Abstract
In the recent years, engineering new-to-nature CO2 and C1 fixing metabolic pathways made a leap forward. These new, artificial pathways promise higher yields and activity than natural ones like the Calvin-Benson-Bassham cycle. The question remains how to best predict their in vivo performance and what actually makes one pathway “better” than another.
In this context, we explore aerobic carbon fixation pathways by a computational approach and compare them based on their ATP-efficiency and specific activity considering the kinetics and thermodynamics of the reactions. Beside natural pathways, this included the artificial Reductive Glycine Pathway, the CETCH cycle and two completely new cycles with superior stoichiometry: The Reductive Citramalyl-CoA cycle and the 2-Hydroxyglutarate-Reverse Tricarboxylic Acid cycle.
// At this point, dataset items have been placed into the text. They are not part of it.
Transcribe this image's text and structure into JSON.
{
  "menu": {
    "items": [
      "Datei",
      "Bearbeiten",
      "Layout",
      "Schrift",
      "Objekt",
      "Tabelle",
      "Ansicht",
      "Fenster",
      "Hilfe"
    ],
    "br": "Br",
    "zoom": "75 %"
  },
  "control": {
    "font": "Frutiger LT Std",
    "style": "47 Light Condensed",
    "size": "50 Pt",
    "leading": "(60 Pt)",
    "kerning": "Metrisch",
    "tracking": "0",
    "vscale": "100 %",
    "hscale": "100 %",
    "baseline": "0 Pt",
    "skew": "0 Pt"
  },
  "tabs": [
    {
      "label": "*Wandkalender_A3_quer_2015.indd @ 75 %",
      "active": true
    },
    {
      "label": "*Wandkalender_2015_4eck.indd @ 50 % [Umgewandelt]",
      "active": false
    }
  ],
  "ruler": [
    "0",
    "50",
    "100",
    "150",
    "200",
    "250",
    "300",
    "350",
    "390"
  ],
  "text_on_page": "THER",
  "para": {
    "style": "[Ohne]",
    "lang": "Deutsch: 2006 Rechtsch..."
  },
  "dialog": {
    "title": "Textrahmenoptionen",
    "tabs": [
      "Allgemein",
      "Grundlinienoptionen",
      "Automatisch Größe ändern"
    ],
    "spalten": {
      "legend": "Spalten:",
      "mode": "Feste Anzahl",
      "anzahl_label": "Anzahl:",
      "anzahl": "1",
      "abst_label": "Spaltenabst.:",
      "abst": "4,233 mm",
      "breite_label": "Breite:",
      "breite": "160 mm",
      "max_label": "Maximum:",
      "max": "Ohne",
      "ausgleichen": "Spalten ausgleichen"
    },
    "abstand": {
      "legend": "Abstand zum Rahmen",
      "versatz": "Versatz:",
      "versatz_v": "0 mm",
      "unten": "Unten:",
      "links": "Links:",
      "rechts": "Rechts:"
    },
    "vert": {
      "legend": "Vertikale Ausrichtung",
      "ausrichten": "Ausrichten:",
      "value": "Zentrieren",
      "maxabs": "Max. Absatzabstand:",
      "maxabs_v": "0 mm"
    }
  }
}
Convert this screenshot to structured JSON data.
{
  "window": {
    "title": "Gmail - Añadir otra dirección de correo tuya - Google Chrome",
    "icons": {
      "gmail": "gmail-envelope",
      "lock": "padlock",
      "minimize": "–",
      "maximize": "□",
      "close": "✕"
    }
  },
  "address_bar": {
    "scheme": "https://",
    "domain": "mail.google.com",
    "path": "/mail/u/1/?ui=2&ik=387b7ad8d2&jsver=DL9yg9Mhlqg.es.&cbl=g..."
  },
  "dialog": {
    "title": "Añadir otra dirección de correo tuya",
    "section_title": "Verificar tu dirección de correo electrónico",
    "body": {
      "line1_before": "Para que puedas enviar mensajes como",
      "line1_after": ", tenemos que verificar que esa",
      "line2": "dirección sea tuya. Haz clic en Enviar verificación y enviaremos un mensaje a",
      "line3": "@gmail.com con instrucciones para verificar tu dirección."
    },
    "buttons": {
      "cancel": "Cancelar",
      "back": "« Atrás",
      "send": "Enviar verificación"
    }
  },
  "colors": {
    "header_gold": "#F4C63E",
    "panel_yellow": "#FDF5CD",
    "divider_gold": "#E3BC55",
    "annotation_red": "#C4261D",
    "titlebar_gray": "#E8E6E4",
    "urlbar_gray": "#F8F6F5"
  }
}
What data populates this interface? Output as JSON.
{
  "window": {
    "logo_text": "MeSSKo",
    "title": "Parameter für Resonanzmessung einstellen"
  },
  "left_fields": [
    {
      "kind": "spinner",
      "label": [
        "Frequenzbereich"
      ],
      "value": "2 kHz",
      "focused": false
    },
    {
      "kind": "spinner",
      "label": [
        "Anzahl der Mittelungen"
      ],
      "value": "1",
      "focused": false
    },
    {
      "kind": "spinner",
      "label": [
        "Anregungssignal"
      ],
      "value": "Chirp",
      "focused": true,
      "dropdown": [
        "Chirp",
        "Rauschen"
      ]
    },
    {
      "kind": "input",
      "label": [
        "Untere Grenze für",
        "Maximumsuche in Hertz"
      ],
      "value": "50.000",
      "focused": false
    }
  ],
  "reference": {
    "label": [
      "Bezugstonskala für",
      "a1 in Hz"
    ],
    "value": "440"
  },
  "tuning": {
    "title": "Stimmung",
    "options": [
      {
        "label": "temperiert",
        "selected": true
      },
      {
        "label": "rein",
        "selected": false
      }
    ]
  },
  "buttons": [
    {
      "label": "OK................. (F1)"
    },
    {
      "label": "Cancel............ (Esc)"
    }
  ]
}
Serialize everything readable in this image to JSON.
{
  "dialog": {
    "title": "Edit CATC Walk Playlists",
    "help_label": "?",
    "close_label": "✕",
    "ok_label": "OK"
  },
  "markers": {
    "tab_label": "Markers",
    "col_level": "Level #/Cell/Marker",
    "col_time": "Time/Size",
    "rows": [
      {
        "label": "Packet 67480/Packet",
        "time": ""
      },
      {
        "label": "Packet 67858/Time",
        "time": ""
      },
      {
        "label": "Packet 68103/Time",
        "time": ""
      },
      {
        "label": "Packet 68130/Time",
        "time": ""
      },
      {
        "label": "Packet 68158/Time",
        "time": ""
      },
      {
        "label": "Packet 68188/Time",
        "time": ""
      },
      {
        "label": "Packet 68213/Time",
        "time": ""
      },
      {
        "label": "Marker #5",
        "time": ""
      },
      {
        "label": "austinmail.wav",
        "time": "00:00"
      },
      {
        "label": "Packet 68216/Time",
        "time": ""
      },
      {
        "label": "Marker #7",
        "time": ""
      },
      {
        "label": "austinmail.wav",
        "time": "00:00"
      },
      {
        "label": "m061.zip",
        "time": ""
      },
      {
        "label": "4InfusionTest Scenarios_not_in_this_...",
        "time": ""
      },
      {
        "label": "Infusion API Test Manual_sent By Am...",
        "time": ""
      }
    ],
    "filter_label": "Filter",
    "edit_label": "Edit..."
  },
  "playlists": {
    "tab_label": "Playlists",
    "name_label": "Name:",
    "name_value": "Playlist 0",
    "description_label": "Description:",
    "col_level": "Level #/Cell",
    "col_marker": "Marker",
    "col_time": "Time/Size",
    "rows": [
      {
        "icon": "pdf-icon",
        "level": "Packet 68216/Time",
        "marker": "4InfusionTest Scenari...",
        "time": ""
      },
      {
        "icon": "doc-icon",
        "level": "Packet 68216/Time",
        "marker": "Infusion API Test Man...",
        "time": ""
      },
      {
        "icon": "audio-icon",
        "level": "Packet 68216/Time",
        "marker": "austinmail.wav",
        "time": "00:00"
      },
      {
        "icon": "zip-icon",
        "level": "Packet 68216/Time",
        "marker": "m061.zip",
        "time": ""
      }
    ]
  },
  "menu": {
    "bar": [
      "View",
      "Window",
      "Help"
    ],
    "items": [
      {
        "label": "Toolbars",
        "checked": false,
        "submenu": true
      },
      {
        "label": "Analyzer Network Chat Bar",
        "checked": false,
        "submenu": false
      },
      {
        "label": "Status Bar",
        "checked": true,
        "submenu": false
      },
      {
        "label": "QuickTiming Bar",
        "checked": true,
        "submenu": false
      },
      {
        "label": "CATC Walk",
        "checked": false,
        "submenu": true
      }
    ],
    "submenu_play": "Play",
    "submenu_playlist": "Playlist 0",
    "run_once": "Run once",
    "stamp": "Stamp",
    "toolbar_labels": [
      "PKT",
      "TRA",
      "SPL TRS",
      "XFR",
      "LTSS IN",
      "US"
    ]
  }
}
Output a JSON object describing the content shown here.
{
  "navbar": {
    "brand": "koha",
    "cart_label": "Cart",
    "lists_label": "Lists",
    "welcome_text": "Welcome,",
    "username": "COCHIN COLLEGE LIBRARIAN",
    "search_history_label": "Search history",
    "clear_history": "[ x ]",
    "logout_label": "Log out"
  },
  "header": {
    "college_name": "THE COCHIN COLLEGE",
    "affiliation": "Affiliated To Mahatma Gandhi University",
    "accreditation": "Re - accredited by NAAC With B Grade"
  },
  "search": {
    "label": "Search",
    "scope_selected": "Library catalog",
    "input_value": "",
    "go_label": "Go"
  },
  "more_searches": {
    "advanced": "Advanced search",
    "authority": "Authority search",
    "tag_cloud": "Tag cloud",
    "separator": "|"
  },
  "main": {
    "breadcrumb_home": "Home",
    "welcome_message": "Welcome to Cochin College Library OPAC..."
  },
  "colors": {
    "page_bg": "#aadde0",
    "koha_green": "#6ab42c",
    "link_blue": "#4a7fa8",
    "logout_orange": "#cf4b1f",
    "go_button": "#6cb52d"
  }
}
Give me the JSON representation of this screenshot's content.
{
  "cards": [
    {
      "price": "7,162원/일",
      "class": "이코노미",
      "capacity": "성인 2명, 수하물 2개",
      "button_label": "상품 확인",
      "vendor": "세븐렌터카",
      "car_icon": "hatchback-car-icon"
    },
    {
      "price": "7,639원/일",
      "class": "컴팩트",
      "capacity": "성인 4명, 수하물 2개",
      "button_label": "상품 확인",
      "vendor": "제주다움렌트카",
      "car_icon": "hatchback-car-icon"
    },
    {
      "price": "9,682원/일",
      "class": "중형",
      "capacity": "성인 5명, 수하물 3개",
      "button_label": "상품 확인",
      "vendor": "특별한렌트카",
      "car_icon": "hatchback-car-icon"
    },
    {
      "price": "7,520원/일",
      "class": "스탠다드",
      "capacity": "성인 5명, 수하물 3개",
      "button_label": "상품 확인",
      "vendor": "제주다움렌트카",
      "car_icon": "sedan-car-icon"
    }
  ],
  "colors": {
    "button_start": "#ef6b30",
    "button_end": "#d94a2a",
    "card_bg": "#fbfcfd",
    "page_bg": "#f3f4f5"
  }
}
A comprehensive kinetic data set was collected for all enzymes of all pathways and missing kinetic data was sampled with the Parameter Balancing algorithm. Kinetic and thermodynamic data were fed to the Enzyme Cost Minimization algorithm to check for respective inconsistencies and calculate pathway specific activities.
We found that the Reductive Glycine Pathway, the CETCH cycle and the new Reductive Citramalyl-CoA cycle were predicted to have higher ATP-efficiencies and specific activities than the natural cycles. The Calvin Cycle performed better than previously thought, however. It can be concluded that the weaker overall characteristics in the design of the Calvin Cycle might be compensated by other benefits like robustness, low nutrient demand and a good compatibility with the host’s physiological requirements. Nevertheless, the artificial carbon fixation cycles hold great potential for future applications in Industrial Biotechnology and Synthetic Biology.
Competing Interest Statement
The authors have declared no competing interest.